The final step is to write the main action. Unlike prior examples, main in feline is a function. In Lean, main can have one of three types:

  • main : IO Unit corresponds to programs that cannot read their command-line arguments and always indicate success with an exit code of 0,
  • main : IO UInt32 corresponds to int main(void) in C, for programs without arguments that return exit codes, and
  • main : List String → IO UInt32 corresponds to int main(int argc, char **argv) in C, for programs that take arguments and signal success or failure.

If no arguments were provided, feline should read from standard input as if it were called with a single "-" argument. Otherwise, the arguments should be processed one after the other.
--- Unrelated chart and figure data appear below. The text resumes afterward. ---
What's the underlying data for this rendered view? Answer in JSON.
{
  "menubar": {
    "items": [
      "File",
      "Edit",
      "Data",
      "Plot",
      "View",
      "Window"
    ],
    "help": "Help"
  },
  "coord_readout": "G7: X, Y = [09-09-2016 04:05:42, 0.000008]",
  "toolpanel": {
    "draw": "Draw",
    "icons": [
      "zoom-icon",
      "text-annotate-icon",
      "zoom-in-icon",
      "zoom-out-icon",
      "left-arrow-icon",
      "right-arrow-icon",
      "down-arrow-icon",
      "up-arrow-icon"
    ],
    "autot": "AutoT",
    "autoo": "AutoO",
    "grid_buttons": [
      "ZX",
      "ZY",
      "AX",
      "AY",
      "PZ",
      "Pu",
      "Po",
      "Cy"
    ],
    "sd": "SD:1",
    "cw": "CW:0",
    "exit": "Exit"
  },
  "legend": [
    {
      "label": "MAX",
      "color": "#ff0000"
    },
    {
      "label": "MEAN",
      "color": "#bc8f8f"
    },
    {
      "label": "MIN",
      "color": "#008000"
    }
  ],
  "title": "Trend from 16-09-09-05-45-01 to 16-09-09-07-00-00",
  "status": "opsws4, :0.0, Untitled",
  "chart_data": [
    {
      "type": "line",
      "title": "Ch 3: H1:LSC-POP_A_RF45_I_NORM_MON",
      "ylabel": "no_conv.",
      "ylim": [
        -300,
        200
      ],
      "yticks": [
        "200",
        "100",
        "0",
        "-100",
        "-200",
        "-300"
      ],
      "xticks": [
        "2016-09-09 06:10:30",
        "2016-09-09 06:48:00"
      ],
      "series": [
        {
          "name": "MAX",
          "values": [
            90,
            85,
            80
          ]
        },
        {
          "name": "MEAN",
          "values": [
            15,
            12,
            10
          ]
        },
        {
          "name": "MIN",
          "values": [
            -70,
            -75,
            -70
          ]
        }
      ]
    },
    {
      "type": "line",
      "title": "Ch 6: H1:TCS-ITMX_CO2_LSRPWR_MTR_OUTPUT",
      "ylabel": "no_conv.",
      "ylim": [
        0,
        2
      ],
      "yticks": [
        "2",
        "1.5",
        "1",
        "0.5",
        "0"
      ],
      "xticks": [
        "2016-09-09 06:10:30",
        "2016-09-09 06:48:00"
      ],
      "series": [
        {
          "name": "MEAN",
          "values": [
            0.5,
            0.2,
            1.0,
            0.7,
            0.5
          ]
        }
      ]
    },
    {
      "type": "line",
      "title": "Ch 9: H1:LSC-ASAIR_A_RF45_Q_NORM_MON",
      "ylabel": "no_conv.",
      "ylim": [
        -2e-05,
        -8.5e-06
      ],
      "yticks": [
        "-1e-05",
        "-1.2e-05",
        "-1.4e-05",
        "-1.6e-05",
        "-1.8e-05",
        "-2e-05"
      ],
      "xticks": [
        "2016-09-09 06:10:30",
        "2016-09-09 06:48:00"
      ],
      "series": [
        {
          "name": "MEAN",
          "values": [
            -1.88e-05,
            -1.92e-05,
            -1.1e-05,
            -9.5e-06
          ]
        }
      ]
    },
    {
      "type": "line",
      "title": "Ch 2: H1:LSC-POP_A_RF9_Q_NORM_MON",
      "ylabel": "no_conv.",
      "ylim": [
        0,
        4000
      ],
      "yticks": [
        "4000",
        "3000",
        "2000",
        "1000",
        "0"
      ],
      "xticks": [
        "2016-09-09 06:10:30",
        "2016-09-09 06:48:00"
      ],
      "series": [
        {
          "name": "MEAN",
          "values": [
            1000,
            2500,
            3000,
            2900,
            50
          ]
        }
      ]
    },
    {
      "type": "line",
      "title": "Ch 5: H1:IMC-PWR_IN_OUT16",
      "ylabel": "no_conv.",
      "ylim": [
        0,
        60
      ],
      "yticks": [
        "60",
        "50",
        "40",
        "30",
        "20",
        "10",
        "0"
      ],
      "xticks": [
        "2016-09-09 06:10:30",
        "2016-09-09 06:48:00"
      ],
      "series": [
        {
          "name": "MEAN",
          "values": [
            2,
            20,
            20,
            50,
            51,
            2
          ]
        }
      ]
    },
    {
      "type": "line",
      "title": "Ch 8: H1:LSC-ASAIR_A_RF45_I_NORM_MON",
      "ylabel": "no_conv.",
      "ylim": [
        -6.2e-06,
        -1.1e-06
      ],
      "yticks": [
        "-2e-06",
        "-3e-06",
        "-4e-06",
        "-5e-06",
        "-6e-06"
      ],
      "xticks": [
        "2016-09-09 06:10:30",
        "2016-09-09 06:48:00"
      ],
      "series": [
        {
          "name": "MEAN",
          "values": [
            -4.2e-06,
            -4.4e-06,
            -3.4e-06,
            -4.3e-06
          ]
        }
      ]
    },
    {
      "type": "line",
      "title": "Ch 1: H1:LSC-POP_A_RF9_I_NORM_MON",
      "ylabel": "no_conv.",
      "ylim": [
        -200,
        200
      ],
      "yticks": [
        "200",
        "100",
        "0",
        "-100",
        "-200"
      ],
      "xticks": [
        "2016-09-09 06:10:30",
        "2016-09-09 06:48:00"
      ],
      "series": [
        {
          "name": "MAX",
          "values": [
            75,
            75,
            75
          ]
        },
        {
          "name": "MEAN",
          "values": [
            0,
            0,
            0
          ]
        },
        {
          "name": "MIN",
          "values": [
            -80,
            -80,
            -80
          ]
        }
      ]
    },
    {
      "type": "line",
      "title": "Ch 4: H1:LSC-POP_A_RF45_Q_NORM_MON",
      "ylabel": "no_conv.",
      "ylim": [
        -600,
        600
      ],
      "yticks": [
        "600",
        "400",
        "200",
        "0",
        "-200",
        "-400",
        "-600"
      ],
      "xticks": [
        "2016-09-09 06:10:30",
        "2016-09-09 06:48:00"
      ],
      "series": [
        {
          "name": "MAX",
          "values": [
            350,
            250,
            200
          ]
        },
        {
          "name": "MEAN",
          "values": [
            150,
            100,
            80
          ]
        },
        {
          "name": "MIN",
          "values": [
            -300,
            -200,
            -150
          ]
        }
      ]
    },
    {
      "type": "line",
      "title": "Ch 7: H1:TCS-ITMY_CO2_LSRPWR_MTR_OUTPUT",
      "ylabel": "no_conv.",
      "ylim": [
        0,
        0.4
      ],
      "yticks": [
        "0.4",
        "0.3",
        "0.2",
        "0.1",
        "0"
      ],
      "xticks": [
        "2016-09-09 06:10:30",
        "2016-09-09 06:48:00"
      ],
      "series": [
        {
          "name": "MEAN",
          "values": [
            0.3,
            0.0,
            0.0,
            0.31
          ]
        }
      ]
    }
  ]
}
def main (args : List String) : IO UInt32 :=
  match args with
  | [] => process 0 ["-"]
  | _ =>  process 0 args

Meow!

To check whether feline works, the first step is to build it with lake build. First off, when called without arguments, it should emit what it receives from standard input. Check that

echo "It works!" | ./build/bin/feline

emits It works!.

Secondly, when called with files as arguments, it should print them. If the file test1.txt contains

It's time to find a warm spot

and test2.txt contains

and curl up!

then the command

./build/bin/feline test1.txt test2.txt

should emit

It's time to find a warm spot
and curl up!

Finally, the - argument should be handled appropriately.

echo "and purr" | ./build/bin/feline test1.txt - test2.txt

should yield

It's time to find a warm spot
and purr
and curl up!

Exercise

Extend feline with support for usage information. The extended version should accept a command-line argument --help that causes documentation about the available command-line options to be written to standard output.